Surveillance flights are essential “because we can’t go in there and fight this ourselves,” a senior administration official said. “The best thing we can give these countries is good intelligence about the source zones so they can get in there and do it themselves, but since last May, that has not been possible.”
Last May, U.S. military forces and law enforcement agencies abandoned Howard Air Base in Panama and lost the use of the long runways and first-class maintenance and supply facilities that for decades had supported U.S. air operations throughout Latin America and the Caribbean. Recognizing its importance to counter-narcotic efforts, the Panamanian government initially indicated a willingness to let Howard continue operating after other U.S. installations were closed when the United States ceded control of the Panama Canal. But early last year, the Panamanians unexpectedly insisted that U.S. forces leave Howard.
More than 2,000 flights a year had been taking off from Howard on drug-related missions, including surveillance flights that allowed Peruvian authorities to target coca fields for eradication and to intercept airplanes carrying cocaine from production labs to embarkation points for shipment to the United States.
Just as the United States planned to shift the surveillance strategy from Peru to Colombia, it found itself obliged to seek a replacement for Howard. Southern Command and the State Department tried to fill the gap by borrowing space at several airfields.
In recent months, Customs Service radar planes and Air National Guard F-16s have flown out of airports on Curacao and Aruba, two islands in the southern Antilles, to track smugglers crossing the Caribbean in boats or airplanes.

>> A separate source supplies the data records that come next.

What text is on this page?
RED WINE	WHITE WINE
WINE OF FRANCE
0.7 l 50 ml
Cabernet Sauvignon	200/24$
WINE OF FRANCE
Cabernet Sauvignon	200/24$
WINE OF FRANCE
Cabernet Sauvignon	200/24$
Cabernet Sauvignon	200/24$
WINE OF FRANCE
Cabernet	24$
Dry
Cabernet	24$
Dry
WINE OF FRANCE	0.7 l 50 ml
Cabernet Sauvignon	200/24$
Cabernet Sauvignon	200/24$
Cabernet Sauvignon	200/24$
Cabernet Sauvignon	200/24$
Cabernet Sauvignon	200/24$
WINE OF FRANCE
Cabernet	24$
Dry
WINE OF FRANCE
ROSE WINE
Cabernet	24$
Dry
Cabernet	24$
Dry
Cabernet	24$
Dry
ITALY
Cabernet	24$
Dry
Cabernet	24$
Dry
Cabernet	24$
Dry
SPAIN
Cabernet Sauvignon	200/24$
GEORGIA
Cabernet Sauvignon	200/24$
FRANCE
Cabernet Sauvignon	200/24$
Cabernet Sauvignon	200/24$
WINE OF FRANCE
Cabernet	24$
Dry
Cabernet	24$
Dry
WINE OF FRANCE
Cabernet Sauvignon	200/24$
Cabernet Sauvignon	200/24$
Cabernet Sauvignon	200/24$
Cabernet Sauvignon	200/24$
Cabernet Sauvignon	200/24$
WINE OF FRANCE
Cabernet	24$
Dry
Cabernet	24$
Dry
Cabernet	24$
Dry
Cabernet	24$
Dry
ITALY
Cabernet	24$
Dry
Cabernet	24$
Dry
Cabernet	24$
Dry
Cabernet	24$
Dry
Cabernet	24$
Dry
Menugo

Surveillance of the cocaine-producing regions in Colombia, Peru and Bolivia was to be based out of a military airfield in Manta, Ecuador--a Pacific port roughly midway between the coca-growing regions in Colombia and Peru.
“From Manta and only from Manta can we reach down and cover the deep southern portion of the source zone,” said Wilhelm, promoting the Colombia aid package on Capitol Hill.
But the airfield, which had been a training base for Ecuadorean military helicopter pilots, lacked even basic maintenance, storage, safety and navigational facilities and the runway was in disrepair and too short for big jets such as AWACS.
Republican leaders in Congress last year refused to authorize funding for initial improvements at Manta, arguing the Clinton administration had mishandled the negotiations for Howard and failed to secure a long-term agreement with Ecuador for use of Manta.